Cuando se ama, hace falta el cuerpo o/y una pantalla de cine
No soy de ver series, un consumo que se ha puesto de moda desde hace algunos años con las plataformas de streaming de contenidos. Las series me recuerdan a la institución del matrimonio: mucha inversión de tu vida para que, al final, no sea satisfactoria, pudiendo acabar en divorcio a la primera o segunda temporada. Por eso, sigo manteniéndome fiel a la fórmula de echarse una amante, de relación breve e intensa: el filme.
En esta ocasión les voy a hablar de una serie española que me parece de lo mejorcito que se ha rodado, con permiso de Patria o Antidisturbios que vi en el incomparable marco del Kursaal 1 del Zinemaldia. Me refiero a Los gozos y las sombras (1982) dirigida por Rafael Moreno Alba. Bueno, más que de la serie en sí, del libro en tres tomos que escribió el ferrolano Gonzalo Torrente Ballester.
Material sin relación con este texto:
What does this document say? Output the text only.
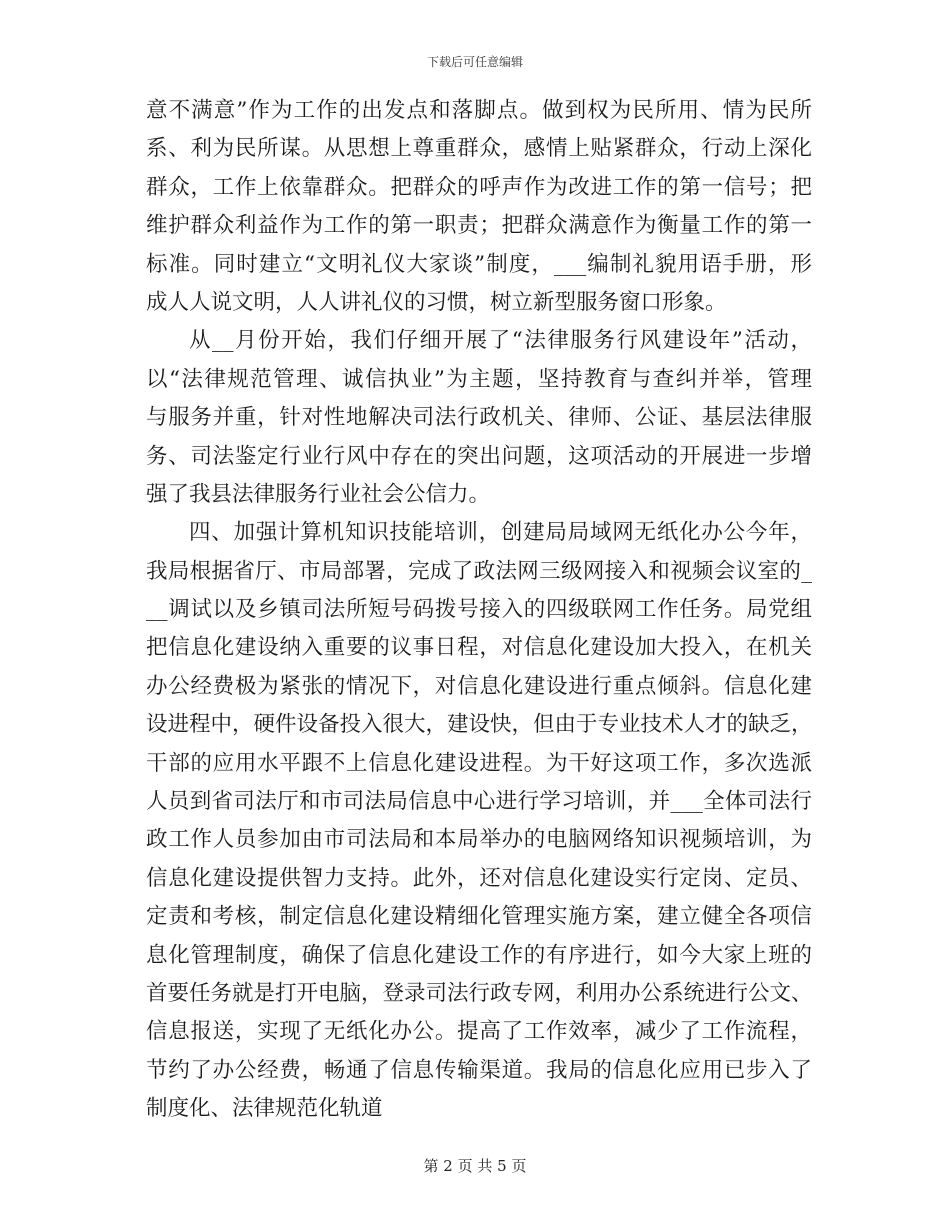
下载后可任意编辑
意不满意”作为工作的出发点和落脚点。做到权为民所用、情为民所
系、利为民所谋。从思想上尊重群众，感情上贴紧群众，行动上深化
群众，工作上依靠群众。把群众的呼声作为改进工作的第一信号；把
维护群众利益作为工作的第一职责；把群众满意作为衡量工作的第一
标准。同时建立“文明礼仪大家谈”制度，___编制礼貌用语手册，形
成人人说文明，人人讲礼仪的习惯，树立新型服务窗口形象。
从__月份开始，我们仔细开展了“法律服务行风建设年”活动，
以“法律规范管理、诚信执业”为主题，坚持教育与查纠并举，管理
与服务并重，针对性地解决司法行政机关、律师、公证、基层法律服
务、司法鉴定行业行风中存在的突出问题，这项活动的开展进一步增
强了我县法律服务行业社会公信力。
四、加强计算机知识技能培训，创建局局域网无纸化办公今年，
我局根据省厅、市局部署，完成了政法网三级网接入和视频会议室的_
__调试以及乡镇司法所短号码拨号接入的四级联网工作任务。局党组
把信息化建设纳入重要的议事日程，对信息化建设加大投入，在机关
办公经费极为紧张的情况下，对信息化建设进行重点倾斜。信息化建
设进程中，硬件设备投入很大，建设快，但由于专业技术人才的缺乏，
干部的应用水平跟不上信息化建设进程。为干好这项工作，多次选派
人员到省司法厅和市司法局信息中心进行学习培训，并___全体司法行
政工作人员参加由市司法局和本局举办的电脑网络知识视频培训，为
信息化建设提供智力支持。此外，还对信息化建设实行定岗、定员、
定责和考核，制定信息化建设精细化管理实施方案，建立健全各项信
息化管理制度，确保了信息化建设工作的有序进行，如今大家上班的
首要任务就是打开电脑，登录司法行政专网，利用办公系统进行公文、
信息报送，实现了无纸化办公。提高了工作效率，减少了工作流程，
节约了办公经费，畅通了信息传输渠道。我局的信息化应用已步入了
制度化、法律规范化轨道
第 2 页 共 5 页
La serie se estrenó en RTVE en 1982 y recuerdo que me marcó. ¿O mejor sería decir nos marcó? Protagonizada por Carlos Larrañaga, Eusebio Poncela, Charo López y Amparo Rivelles, el Círculo de Lectores tuvo el buen ojo –tras ver el éxito de la misma– de sacar una edición especial en tres volúmenes titulados: El Señor llega, Donde da vuelta el aire y La Pascua triste.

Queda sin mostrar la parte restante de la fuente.